To date, the top five CSA carrier violations respectively have been for log book discrepancies, fatigued driving, failure of drivers to have medical certificates, drivers not speaking English, and hours-of-service problems, Clemente said.

Still pending is a proposed rule published in 2007 calling for a standard for entry-level truck driver training. “Here we are four years later and the proposed rule has not cleared the agency,” Clemente said.

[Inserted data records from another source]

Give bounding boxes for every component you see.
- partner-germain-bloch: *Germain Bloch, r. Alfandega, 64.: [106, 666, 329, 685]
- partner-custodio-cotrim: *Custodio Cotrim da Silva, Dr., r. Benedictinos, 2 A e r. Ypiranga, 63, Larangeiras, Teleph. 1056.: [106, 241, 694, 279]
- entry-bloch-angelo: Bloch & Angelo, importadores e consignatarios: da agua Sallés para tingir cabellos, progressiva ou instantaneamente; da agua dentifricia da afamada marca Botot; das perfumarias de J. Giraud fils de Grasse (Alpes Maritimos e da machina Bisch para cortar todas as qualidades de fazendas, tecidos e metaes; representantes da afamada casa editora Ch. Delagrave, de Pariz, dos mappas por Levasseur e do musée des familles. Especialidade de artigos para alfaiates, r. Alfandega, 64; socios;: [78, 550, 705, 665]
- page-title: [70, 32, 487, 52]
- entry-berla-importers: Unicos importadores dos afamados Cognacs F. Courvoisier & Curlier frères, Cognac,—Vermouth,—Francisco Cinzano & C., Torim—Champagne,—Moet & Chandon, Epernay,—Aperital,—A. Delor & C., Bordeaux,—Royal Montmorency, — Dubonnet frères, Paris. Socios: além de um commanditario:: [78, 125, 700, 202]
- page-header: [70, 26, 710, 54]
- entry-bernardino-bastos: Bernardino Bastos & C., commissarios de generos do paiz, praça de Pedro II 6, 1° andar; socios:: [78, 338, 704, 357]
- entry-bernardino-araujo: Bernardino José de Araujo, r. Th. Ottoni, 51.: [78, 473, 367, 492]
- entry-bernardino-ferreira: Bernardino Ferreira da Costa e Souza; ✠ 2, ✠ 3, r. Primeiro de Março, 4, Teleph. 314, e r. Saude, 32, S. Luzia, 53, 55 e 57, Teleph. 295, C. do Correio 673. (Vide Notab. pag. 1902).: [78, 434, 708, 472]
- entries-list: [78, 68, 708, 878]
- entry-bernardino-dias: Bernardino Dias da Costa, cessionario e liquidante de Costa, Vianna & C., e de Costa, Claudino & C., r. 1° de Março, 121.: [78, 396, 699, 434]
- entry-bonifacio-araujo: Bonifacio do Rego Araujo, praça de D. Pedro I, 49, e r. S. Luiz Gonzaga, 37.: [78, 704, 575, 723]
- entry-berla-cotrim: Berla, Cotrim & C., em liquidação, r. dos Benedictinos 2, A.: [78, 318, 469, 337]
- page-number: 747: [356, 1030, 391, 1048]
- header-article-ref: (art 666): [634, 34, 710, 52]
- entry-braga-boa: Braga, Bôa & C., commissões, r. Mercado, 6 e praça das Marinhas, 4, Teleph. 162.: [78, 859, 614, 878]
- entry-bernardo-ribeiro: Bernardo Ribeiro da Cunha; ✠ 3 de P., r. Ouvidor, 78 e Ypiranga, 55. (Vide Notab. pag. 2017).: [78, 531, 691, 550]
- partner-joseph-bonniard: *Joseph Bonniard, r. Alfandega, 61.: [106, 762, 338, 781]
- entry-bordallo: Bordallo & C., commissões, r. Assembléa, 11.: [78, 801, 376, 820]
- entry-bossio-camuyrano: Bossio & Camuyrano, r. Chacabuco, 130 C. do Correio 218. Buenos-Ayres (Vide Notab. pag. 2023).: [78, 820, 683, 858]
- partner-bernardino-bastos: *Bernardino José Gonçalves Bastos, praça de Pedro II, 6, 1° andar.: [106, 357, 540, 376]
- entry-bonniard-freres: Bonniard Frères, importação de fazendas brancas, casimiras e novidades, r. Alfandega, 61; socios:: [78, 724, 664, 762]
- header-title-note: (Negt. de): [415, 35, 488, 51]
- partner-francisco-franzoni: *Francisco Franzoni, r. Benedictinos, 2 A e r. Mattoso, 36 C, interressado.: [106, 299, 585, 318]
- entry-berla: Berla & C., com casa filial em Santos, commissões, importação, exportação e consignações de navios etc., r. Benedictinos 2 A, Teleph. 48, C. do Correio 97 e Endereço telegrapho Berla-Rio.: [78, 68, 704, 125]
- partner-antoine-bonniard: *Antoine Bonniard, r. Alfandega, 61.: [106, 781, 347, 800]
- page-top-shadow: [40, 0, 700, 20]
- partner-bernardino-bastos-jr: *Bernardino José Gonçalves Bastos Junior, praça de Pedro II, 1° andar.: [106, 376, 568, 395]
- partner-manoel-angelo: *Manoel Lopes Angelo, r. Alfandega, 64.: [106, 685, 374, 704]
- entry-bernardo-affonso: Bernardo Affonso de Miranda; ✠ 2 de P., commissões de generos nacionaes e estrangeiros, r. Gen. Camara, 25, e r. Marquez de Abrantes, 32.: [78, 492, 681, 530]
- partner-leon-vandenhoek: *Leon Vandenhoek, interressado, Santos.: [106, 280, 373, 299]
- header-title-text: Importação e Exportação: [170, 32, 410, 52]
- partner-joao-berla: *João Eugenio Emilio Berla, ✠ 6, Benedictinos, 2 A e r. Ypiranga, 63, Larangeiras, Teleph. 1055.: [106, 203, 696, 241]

Many of the 400 comments the agency received on the driver training proposal cited excessive cost as a problem, and there was disagreement about whether the agency’s hours requirement should be replaced by a performance-based model. “We received a lot of negative feedback,” he said.

As a result, Clemente attributed much of the long delay to a difficult cost-benefit analysis process required of the agency. “This is a very important issue, but there are a lot of things going on with the agency in terms of hours-of-service and CSA and on-board recorders, there are shifting priorities within the agency,” he said.

“Intuitively, we all believe that a trained driver is a safer driver,” he added. “But currently there is no federal standard.”